NO2 1.6700E-04 2.5189E-05 ppmV
O3 3.5000E-02 1.4492E-07 ppmV
NO3 1.0000E-24 1.2214E-25 ppmV
OH 1.0000E-24 2.0672E-08 ppmV
HO2 1.0000E-24 5.5793E+00 ppmV
H2O2 1.0000E-03 4.4458E+02 ppmV
N2O5 1.0000E-24 2.0072E-29 ppmV
HNO3 5.0016E-05 5.2012E-04 ppmV
HONO 1.3076E-10 4.7010E-04 ppmV
PNA 2.0000E-09 2.0795E-08 ppmV
MEO2 1.0000E-24 2.2281E-17 ppmV
RO2 1.0000E-24 4.3558E+03 ppmV
AACD 1.0001E-06 4.4458E+02 ppmV
CXO3 1.0000E-24 1.1155E+03 ppmV
ALD2 3.0001E-05 4.0679E+03 ppmV
XO2H 1.0000E-24 1.8674E+03 ppmV
FORM 8.0060E+03 9.4390E+03 ppmV
XO2 1.0000E-24 1.9736E+03 ppmV
XO2N 1.0000E-24 5.1485E+02 ppmV
NTR1 1.0000E-24 2.5255E-16 ppmV
NTR2 1.0000E-24 5.0706E-15 ppmV
FACD 1.0001E-06 1.3035E+01 ppmV
CO 8.0000E-02 1.3824E+03 ppmV
ALDX 1.3244E-10 3.0569E+03 ppmV
GLYD 1.0000E-24 2.5570E-15 ppmV
GLY 1.0000E-24 1.9400E-01 ppmV
MGLY 2.5001E-07 5.9756E-01 ppmV
PAR 1.0994E+14 1.0994E+14 ppmV
XPAR 1.0000E-24 1.1055E-15 ppmV
ROR 1.0000E-24 5.0816E-14 ppmV
ETH 1.0994E+14 1.0994E+14 ppmV
IOLE 1.0994E+14 1.0994E+14 ppmV
ISPD 1.0000E-24 2.9938E-16 ppmV
TERP 1.0994E+14 1.0994E+14 ppmV
TRPRXN 1.0000E-24 2.8603E+03 ppmV
CL 1.0000E-24 1.4452E-36 ppmV
FMCL 1.0000E-24 4.8042E-13 ppmV
HCL 1.1991E-12 1.4106E-12 ppmV
H2NO3PIJ 1.0000E-24 1.0426E-22 ppmV
H2NO3PK 1.0000E-24 2.0928E-27 ppmV
AGLYJ 1.0000E-24 1.3925E-04 ppmV
HGIIAER 1.0000E-24 8.3112E-22 ppmV

To answer your question about setting tolerances for the chemical solver, you can do that through environment variables if you compile with the Rosenbrock or Gear solver options:

Synchronization Time Step and Tolerance Options

I have no experience with this, though, and the species concentrations you posted show that something is seriously off. Not only do a number of species drop to very low concentrations as you noted, but some other species, mostly radicals, (e.g. H2O2, HO2, RO2, XO2, etc.) show unrealistically high values in the 1-1000 ppm range. Given this, and given that you noted that your only change relative to a previous successful run was in the emission inputs, I’m somewhat doubtful that playing with the tolerances will solve the issue.

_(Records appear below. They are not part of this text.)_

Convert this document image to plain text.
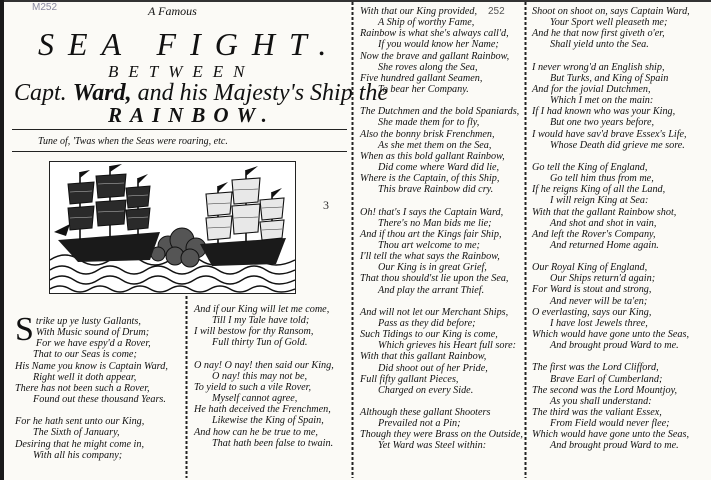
M252	252
A Famous
SEA FIGHT.
BETWEEN
Capt. Ward, and his Majesty's Ship the
RAINBOW.
Tune of, 'Twas when the Seas were roaring, etc.
3
S trike up ye lusty Gallants,
With Music sound of Drum;
For we have espy'd a Rover,
That to our Seas is come;
His Name you know is Captain Ward,
Right well it doth appear,
There has not been such a Rover,
Found out these thousand Years.
For he hath sent unto our King,
The Sixth of January,
Desiring that he might come in,
With all his company;
And if our King will let me come,
Till I my Tale have told;
I will bestow for thy Ransom,
Full thirty Tun of Gold.
O nay! O nay! then said our King,
O nay! this may not be,
To yield to such a vile Rover,
Myself cannot agree,
He hath deceived the Frenchmen,
Likewise the King of Spain,
And how can he be true to me,
That hath been false to twain.
With that our King provided,
A Ship of worthy Fame,
Rainbow is what she's always call'd,
If you would know her Name;
Now the brave and gallant Rainbow,
She roves along the Sea,
Five hundred gallant Seamen,
To bear her Company.
The Dutchmen and the bold Spaniards,
She made them for to fly,
Also the bonny brisk Frenchmen,
As she met them on the Sea,
When as this bold gallant Rainbow,
Did come where Ward did lie,
Where is the Captain, of this Ship,
This brave Rainbow did cry.
Oh! that's I says the Captain Ward,
There's no Man bids me lie;
And if thou art the Kings fair Ship,
Thou art welcome to me;
I'll tell the what says the Rainbow,
Our King is in great Grief,
That thou should'st lie upon the Sea,
And play the arrant Thief.
And will not let our Merchant Ships,
Pass as they did before;
Such Tidings to our King is come,
Which grieves his Heart full sore:
With that this gallant Rainbow,
Did shoot out of her Pride,
Full fifty gallant Pieces,
Charged on every Side.
Although these gallant Shooters
Prevailed not a Pin;
Though they were Brass on the Outside,
Yet Ward was Steel within:
Shoot on shoot on, says Captain Ward,
Your Sport well pleaseth me;
And he that now first giveth o'er,
Shall yield unto the Sea.
I never wrong'd an English ship,
But Turks, and King of Spain
And for the jovial Dutchmen,
Which I met on the main:
If I had known who was your King,
But one two years before,
I would have sav'd brave Essex's Life,
Whose Death did grieve me sore.
Go tell the King of England,
Go tell him thus from me,
If he reigns King of all the Land,
I will reign King at Sea:
With that the gallant Rainbow shot,
And shot and shot in vain,
And left the Rover's Company,
And returned Home again.
Our Royal King of England,
Our Ships return'd again;
For Ward is stout and strong,
And never will be ta'en;
O everlasting, says our King,
I have lost Jewels three,
Which would have gone unto the Seas,
And brought proud Ward to me.
The first was the Lord Clifford,
Brave Earl of Cumberland;
The second was the Lord Mountjoy,
As you shall understand:
The third was the valiant Essex,
From Field would never flee;
Which would have gone unto the Seas,
And brought proud Ward to me.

They are not unrealistically high values, they are really low values closed to zero (e.g. GLY 1.0000E-24), if I interpret the above error message correctly

And I don’t understand why this error message occurs. For example, “ETH 1.0994E+14 1.0994E+14 ppmV”, but I check the emission input file for both run. The successful run, the emission rate is min=0, max=1.147586 mole/s. The failure run, the emission rate is min=0, max=1.0014681816101074 mole/s

You are correct, many of these species concentrations are unrealistically low, but there are some like the ones I listed as well as ALD2, FORM, CO, PAR, ALDX, ETH, IOLE, and TERP that are significantly higher than they should be.

For some of these species (e.g. CO and TERP), can you compare the average emission rates (not just the min and max) from the m3stat report files created from the two sets of emissions files you are using?